Habitable Worlds

ORION meets on the third Wednesday of every month.  Our meeting will be held at Roane State Community College in Oak Ridge, TN in the Goff Building, room 104 (just off of the lobby).  We gather at 7:00 with the program beginning at approximately 7:15 p.m.  You do not have to be a scientist to attend, or even a member of ORION.  The program is free and open to the public.   

Our next meeting will be held on Wednesday November 15, 2017 at 7:00 p.m.   Kenneth Roy will be our speaker.
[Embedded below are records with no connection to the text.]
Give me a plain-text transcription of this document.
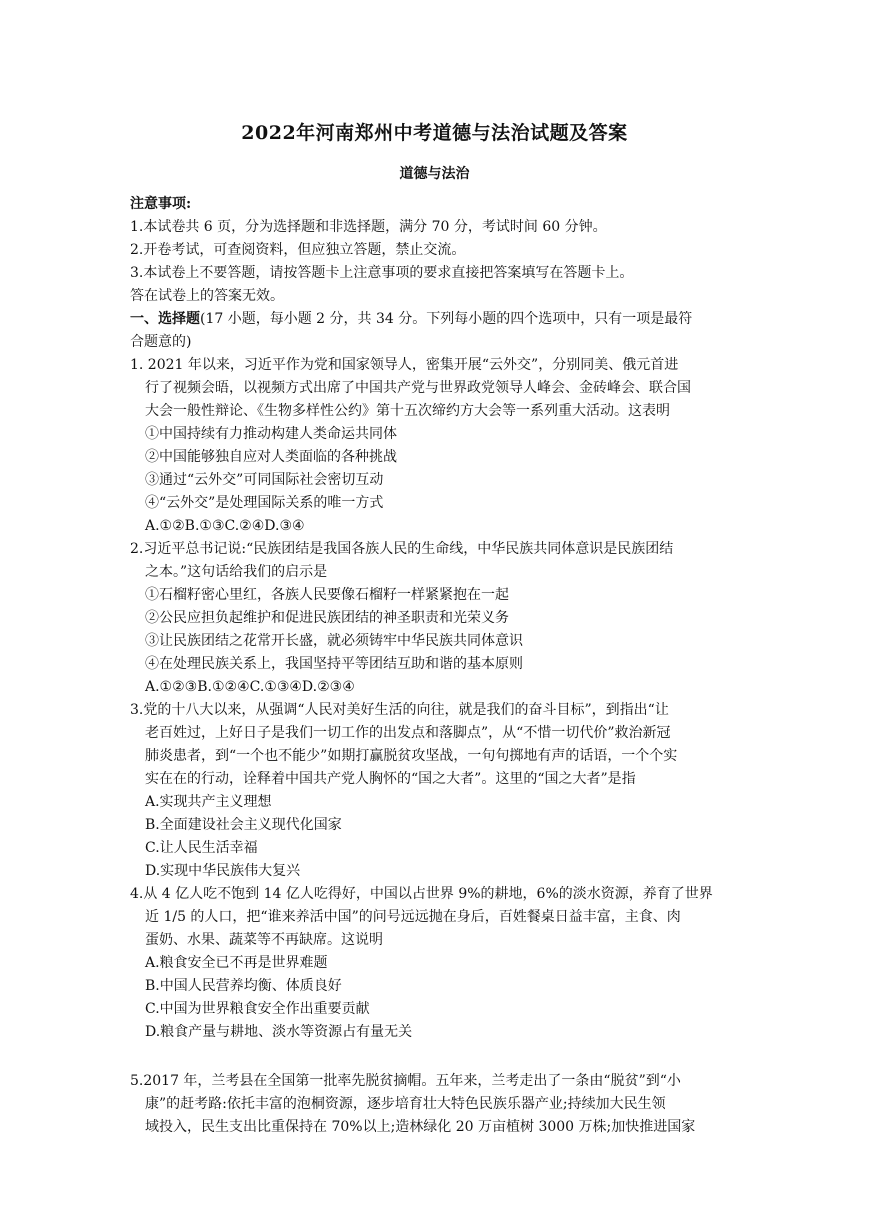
2022年河南郑州中考道德与法治试题及答案
道德与法治
注意事项:
1.本试卷共 6 页，分为选择题和非选择题，满分 70 分，考试时间 60 分钟。
2.开卷考试，可查阅资料，但应独立答题，禁止交流。
3.本试卷上不要答题，请按答题卡上注意事项的要求直接把答案填写在答题卡上。
答在试卷上的答案无效。
一、选择题(17 小题，每小题 2 分，共 34 分。下列每小题的四个选项中，只有一项是最符
合题意的)
1. 2021 年以来，习近平作为党和国家领导人，密集开展“云外交”，分别同美、俄元首进
行了视频会晤，以视频方式出席了中国共产党与世界政党领导人峰会、金砖峰会、联合国
大会一般性辩论、《生物多样性公约》第十五次缔约方大会等一系列重大活动。这表明
①中国持续有力推动构建人类命运共同体
②中国能够独自应对人类面临的各种挑战
③通过“云外交”可同国际社会密切互动
④“云外交”是处理国际关系的唯一方式
A.①②B.①③C.②④D.③④
2.习近平总书记说:“民族团结是我国各族人民的生命线，中华民族共同体意识是民族团结
之本。”这句话给我们的启示是
①石榴籽密心里红，各族人民要像石榴籽一样紧紧抱在一起
②公民应担负起维护和促进民族团结的神圣职责和光荣义务
③让民族团结之花常开长盛，就必须铸牢中华民族共同体意识
④在处理民族关系上，我国坚持平等团结互助和谐的基本原则
A.①②③B.①②④C.①③④D.②③④
3.党的十八大以来，从强调“人民对美好生活的向往，就是我们的奋斗目标”，到指出“让
老百姓过，上好日子是我们一切工作的出发点和落脚点”，从“不惜一切代价”救治新冠
肺炎患者，到“一个也不能少”如期打赢脱贫攻坚战，一句句掷地有声的话语，一个个实
实在在的行动，诠释着中国共产党人胸怀的“国之大者”。这里的“国之大者”是指
A.实现共产主义理想
B.全面建设社会主义现代化国家
C.让人民生活幸福
D.实现中华民族伟大复兴
4.从 4 亿人吃不饱到 14 亿人吃得好，中国以占世界 9%的耕地，6%的淡水资源，养育了世界
近 1/5 的人口，把“谁来养活中国”的问号远远抛在身后，百姓餐桌日益丰富，主食、肉
蛋奶、水果、蔬菜等不再缺席。这说明
A.粮食安全已不再是世界难题
B.中国人民营养均衡、体质良好
C.中国为世界粮食安全作出重要贡献
D.粮食产量与耕地、淡水等资源占有量无关
5.2017 年，兰考县在全国第一批率先脱贫摘帽。五年来，兰考走出了一条由“脱贫”到“小
康”的赶考路:依托丰富的泡桐资源，逐步培育壮大特色民族乐器产业;持续加大民生领
域投入，民生支出比重保持在 70%以上;造林绿化 20 万亩植树 3000 万株;加快推进国家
Much effort has been expended on the search for habitable worlds. The unstated goal is to find a second Earth, another home for Humanity. But the problem with habitable worlds is that they are inhabited. Oxygen in the atmosphere will probably not exist without life of some sort releasing it as a waste product. Aside from the ethical issues, Earth life may not be compatible with alien life and attempts to colonize such worlds may not end well for Humans. All of life on Earth utilizes 21 very specific amino acids to build the proteins that form us. These amino acids are synthesized within the cells of living plants, animals, and fungi. Thus, the universe of amino acids that we are exposed to is limited to these specific amino acids. Earth DNA systems are tailored to direct the construction of useful proteins from these amino acids. There are some 300 naturally occurring and an estimated 3000 plus possible amino acids that could exist. Life that has evolved independently on a distant planet is likely to utilize some but not all of amino acids used by Earth life and will probably use amino acids not used by Earth life. Ingesting (and perhaps even slight contact with) these alien amino acids could disrupt the proper functioning of Earth based cells. The Panspermia Theory suggests that this might not be the case, with similar extremophiles being distributed throughout the universe. Or perhaps Earth cells have the ability to discard alien amino acids. These are open questions. It may be that when Humanity ventures to other solar systems, the search will not be for living alien worlds to colonize, but instead for suitable sterile worlds that can be transformed over time into a true second Earth inhabited with life from Earth.


Kenneth  Roy  is a retired (but still working)  engineer living and working amidst the relics of the Manhattan Project in Oak Ridge, Tennessee.  He invented the “Shell Worlds” concept.  In 1997, he made the cover of the prestigious Proceeding of the U.S. Naval Institute for his forecast of anti-ship, space based, kinetic energy weapons.  With his co-authors R.G. Kennedy and D.E. Fields, has appeared multiple times in the Journal of the British Interplanetary Society (JBIS) and Acta Astronautica with papers on terraforming and space colonization.  He is a graduate of the Illinois Institute of Technology and the University of Tennessee at Knoxville.  He enjoys reading science fiction and books on terraforming.